War Horse is one of five children's books that deal with war that was featured in a special exhibition titled Once Upon a Wartime – Classic War Stories for Children at the Imperial War Museum in London, that ran from 11 February – 30 October 2011. The exhibition details the historical background to the story, and exhibits include pages from Morpurgo's original draft of the novel.
On its first publication in 1982 the book was only translated into a 'handful' of languages. As a side effect of the interest in the film adaptation by Steven Spielberg, the publishers of the book have recently been "inundated" with requests for translation rights for the book to coincide with the film's release in late 2011.
The painting mentioned in the preface of the book, a portrait of Joey painted by Captain Nicholls and now hanging in the Village Hall (of an unnamed village), was a fiction of Morpurgo's. However, particularly since the success of the stage version of the book, so many tourists have come to the village of Iddesleigh, where Morpurgo lives, and asked to see the painting in the village hall, that in 2011 Morpurgo commissioned an artist to paint just such an oil painting to hang there.

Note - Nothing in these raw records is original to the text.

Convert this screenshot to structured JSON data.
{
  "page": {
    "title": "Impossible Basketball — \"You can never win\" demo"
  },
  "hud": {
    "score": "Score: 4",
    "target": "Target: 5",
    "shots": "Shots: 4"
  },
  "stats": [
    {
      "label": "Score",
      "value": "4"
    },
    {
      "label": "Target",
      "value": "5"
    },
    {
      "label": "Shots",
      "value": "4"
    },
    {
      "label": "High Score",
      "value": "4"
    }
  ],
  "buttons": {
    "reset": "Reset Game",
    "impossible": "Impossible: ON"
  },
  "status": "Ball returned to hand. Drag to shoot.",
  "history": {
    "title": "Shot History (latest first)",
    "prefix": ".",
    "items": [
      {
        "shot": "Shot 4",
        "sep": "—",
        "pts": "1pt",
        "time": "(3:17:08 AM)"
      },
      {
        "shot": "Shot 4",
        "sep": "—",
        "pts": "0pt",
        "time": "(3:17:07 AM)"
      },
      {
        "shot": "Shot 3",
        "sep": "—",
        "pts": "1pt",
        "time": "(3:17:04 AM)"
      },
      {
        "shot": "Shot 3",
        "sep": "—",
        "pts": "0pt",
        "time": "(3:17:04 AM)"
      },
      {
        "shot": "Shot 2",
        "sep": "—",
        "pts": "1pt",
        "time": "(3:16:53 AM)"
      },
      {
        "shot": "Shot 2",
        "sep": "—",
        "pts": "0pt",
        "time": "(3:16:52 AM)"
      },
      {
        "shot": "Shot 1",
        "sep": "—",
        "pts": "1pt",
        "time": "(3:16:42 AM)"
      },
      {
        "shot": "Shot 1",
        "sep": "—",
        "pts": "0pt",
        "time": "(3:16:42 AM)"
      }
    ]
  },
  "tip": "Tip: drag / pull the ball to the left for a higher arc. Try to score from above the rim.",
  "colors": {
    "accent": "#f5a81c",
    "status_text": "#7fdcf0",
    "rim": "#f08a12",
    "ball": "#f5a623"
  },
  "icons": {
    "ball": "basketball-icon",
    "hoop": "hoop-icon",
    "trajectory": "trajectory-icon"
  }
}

He used equine artist Ali Bannister, who acted as the chief "equine hair and make-up" artist on the Steven Spielberg film of the book, and who also drew the sketches of Joey seen in the film.
An exhibition entitled War Horse: Fact & Fiction opened in October 2011 at the National Army Museum exploring the novel alongside real-life stories of horses involved in war and the men who depended on them, and also drawing on the play and film adaptations of the novel.